Rowe JA, LeBlanc CJ.
Non-invasive techniques to evaluate bone marrow function are needed to optimize care of dogs with suspected or confirmed hematopoietic disorders. Positron Emission Tomography/Computed Tomography (PET/CT) using 18F-fluoro-l-deoxythymidine (18FLT), a PET tracer that physiologically concentrates in bone marrow and acts as a marker of cellular proliferation, offers a non-invasive imaging technique for whole-body assessment of marrow proliferation. Three (3) clinically normal, purpose-bred dogs were imaged using 18FLT for assessment of bone marrow proliferation at baseline and at 7 and 14 days post administration of a single dose of cyclophosphamide (225 mg/m2 PO) to nonselectively suppress hematopoiesis. PET/CT images were acquired with dogs under light general anesthesia following a minimum 12 hour fast. Regions of interest were drawn over sites of clinical relevance and increased tracer uptake, including common marrow sampling sites. Standardized uptake values were calculated utilizing dedicated analysis software. Bone marrow aspirates from both the proximal humerus and wing of the ilium were assessed within 24 hours of each imaging timepoint by cytology and flow cytometric cell cycle analysis for comparison with PET imaging findings. Cytologic analysis included estimation of overall cellularity with a 200-cell differential count discriminating cells as early erythroid, late erythroid, early granulocytic, late granulocytic, monocyte/ macrophage, lymphocyte, plasma cell, or other. CBCs were assessed daily after cyclophosphamide administration.
Despite development of profound circulating neutropenia (median neutrophil nadir 580 cells/uL, 8 days post-cyclophosphamide administration), no significant changes in overall marrow cellularity were detected. Statistically significant changes between sampling timepoints were detected in the granulocytic index (ratio of early to late granulocytic precursors) in the wing of the ilium aspirates (p=0.007), and flow cytometric cell cycle analysis was indicative of DNA insult at all sites sampled.
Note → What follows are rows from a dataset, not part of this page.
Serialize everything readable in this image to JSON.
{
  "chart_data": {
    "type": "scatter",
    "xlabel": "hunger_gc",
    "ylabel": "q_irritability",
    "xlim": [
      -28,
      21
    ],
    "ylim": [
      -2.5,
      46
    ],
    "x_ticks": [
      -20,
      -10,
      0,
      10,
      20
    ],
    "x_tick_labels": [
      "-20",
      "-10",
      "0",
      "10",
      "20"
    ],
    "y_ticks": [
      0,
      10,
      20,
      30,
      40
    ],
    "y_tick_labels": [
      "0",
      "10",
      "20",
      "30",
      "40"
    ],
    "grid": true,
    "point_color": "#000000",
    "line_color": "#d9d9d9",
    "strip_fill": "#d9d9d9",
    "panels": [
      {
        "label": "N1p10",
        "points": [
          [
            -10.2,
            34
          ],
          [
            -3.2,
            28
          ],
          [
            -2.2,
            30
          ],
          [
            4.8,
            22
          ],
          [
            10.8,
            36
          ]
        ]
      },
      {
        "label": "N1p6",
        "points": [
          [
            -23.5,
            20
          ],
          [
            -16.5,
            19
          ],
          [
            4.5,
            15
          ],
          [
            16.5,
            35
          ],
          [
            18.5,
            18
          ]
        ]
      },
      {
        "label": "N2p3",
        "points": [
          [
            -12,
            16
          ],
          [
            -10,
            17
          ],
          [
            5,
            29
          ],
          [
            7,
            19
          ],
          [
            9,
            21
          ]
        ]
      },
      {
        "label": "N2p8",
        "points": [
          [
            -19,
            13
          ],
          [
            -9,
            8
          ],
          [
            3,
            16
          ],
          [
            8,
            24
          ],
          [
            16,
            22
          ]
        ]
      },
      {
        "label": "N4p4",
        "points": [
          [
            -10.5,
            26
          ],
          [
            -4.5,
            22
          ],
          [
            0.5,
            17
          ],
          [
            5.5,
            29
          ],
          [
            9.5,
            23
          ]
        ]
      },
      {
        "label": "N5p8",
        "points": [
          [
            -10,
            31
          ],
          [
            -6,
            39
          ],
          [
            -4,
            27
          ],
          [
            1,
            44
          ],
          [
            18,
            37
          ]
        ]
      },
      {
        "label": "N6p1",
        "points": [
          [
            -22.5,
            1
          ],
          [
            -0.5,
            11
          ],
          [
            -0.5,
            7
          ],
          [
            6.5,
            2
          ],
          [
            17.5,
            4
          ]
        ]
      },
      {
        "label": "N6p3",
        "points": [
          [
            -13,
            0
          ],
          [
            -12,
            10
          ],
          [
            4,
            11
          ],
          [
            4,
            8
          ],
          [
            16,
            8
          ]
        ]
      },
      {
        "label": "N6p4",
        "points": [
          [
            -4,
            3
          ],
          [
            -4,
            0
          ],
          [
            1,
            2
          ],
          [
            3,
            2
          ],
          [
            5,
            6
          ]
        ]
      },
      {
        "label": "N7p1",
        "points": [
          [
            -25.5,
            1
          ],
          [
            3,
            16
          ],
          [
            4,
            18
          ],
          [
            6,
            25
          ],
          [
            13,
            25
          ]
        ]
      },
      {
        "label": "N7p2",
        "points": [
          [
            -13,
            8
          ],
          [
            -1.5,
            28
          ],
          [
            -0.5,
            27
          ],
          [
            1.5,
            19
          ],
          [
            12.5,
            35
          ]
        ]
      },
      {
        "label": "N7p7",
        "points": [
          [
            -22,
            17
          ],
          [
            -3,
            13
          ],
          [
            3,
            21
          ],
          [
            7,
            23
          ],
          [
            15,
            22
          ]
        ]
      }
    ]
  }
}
Strong physio- logic 18FLT uptake remained present in axial and proximal appendicular marrow sites. Changes over time in SUVmax were significant (p=0.003) in proximal humerus but not wing of ilium sites. Reports in humans with myeloproliferative diseases demonstrate utility of 18FLT-PET in characterizing such diseases. Changes observed in bone marrow samples in this study preclude correlation between 18FLT signal and marrow function, likely due to cyclophosphamide-induced cell cycle arrest rather than cytotoxicity. Future studies using site-specific marrow ablative techniques are planned to produce more conspicuous marrow hypocellularity.